1. Whether J. Petersen had any interest in the Copyright either as an author or co-
author of the revue in question?
2. Whether the agreement between J. Petersen and the 2 nd defendant constitutes a
legitimate assignment in equity and if so, of what rights?

Issue 1:

It was argued by the defendants that Petersens contributions in the composition of the revue
qualified him as an author of the revue, or at the very least, a co author. The outcome of this
argument, if accurate, thwarts the allegation of a Copyright infringement by virtue of the fact
that the defendants would find themselves in possession of authorship rights arising out of the
consignment that occurs between Petersen and themselves.

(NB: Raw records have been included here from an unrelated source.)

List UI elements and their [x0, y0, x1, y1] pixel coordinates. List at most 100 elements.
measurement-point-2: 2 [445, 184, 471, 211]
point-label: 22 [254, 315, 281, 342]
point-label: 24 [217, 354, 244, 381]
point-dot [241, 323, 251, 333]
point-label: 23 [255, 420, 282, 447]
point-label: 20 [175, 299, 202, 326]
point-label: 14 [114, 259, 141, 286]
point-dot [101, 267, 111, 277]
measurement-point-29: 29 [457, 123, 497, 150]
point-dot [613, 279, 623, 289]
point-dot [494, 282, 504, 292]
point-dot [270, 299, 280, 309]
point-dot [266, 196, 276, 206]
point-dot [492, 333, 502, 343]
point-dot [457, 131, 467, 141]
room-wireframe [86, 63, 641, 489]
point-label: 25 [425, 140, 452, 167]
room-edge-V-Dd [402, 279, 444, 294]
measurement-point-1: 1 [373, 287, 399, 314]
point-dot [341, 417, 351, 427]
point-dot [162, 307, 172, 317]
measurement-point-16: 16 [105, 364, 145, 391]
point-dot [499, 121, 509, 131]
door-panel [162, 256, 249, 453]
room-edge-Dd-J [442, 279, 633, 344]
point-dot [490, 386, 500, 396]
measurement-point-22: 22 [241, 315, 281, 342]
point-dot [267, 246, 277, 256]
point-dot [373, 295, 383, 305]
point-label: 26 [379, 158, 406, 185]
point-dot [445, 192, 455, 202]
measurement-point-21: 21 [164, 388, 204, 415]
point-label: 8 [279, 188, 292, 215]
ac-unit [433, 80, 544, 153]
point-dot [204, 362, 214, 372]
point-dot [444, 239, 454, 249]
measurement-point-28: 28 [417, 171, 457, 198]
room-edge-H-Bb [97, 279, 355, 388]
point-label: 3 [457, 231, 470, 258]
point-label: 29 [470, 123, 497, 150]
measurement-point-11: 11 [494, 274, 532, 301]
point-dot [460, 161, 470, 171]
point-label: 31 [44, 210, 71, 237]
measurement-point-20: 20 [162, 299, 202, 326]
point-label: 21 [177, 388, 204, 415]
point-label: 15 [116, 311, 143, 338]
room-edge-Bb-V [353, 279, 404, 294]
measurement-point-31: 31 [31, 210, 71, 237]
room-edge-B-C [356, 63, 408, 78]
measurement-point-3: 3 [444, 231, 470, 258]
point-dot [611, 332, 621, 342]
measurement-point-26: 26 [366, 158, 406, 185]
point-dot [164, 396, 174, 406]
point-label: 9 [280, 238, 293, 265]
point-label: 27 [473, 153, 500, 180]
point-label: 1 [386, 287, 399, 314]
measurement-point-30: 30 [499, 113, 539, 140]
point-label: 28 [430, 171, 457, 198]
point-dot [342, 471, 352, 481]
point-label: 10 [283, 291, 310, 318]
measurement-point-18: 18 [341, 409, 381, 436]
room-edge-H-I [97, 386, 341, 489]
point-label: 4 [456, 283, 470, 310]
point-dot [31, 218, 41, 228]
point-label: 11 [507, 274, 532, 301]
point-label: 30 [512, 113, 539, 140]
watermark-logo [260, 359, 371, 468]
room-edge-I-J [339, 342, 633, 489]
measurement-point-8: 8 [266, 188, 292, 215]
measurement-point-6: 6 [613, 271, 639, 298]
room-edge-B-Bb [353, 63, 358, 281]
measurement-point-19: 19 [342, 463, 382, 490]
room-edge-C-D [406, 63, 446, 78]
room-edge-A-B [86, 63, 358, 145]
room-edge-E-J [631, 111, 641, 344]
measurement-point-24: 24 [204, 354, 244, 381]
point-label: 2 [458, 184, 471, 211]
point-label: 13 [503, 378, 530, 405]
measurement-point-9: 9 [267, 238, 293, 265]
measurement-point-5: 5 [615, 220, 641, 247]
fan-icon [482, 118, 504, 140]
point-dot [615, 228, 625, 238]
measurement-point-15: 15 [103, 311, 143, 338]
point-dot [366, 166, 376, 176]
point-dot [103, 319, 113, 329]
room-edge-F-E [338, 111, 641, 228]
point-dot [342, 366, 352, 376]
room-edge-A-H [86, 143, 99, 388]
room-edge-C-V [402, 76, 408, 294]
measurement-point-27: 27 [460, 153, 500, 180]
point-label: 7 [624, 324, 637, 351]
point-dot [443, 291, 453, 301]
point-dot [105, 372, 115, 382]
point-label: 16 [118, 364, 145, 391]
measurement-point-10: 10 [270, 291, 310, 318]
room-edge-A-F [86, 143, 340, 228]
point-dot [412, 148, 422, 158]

Conceding that Petersens contributions were limited to coming up with the name of the play,
creating the names of the characters, communicating the sketch of the plot to the Plaintiffs,
arranging the scenic effects, and preparing certain key lines of dialogue, the defendants
argued that his authorship was on account of the following:

1. That considering the fact that the dialogue in the revue was of a transient, ephemeral
nature and was of little consequence in comparison to the scenery and action, the real
author ought to be determined by identifying the man who staged the revue.
2. That the infringement complained of was in relation to the reproduction of the drama
in the cinema of which J. Petersen was the author.

In disposing of the arguments presented in favour of Petersens authorship, the court took the
position that Petersens contribution to the revue was negligible and that the sum total of his
contribution did not amount to anything entitling him to protection under the Act. Moreover,
the court conveyed that in order for something to enjoy Copyright protection under the Act,
the subject matter ought to be capable of being printed and or published. It was held that
although scenic effects can be protected as part and parcel of a drama, they themselves cannot
be the subject matter of protection.

Where one person has commissioned others to work, to infer that the collective Copyright
rests in the person commissioning the work is wrong

Issue 2:
The basic principle with equitable assignments is that the consigner can only consign to the
consignee, rights that the consigner holds at the time of assignment. Having established that
J. Petersen held no rights as an author or co-author in The Lads of the Village, it follows
that he could not pass any such rights to the Defendants. The only rights that were transferred
between Petersen and the Defendants were those that Petersen held, being the rights to
reproduce the play for consideration.

Ruling:

Held- that in as much as Petersens contribution to the production of the play was not the
subject matter of Copyright under the Copyright Act, 1911, he could neither be the sole
author nor one of the joint authors of the play as a collective work within the meaning of that
Act, and had no interest in the Copyright of that play.

Held- further that the agreement of April 17, 1917, did not amount to an equitable assignment
of the Copyright to Petersen who had only the qualified right to produce the play on the
stage; and the plaintiffs were entitled to the injunction claimed and an inquiry as to damages.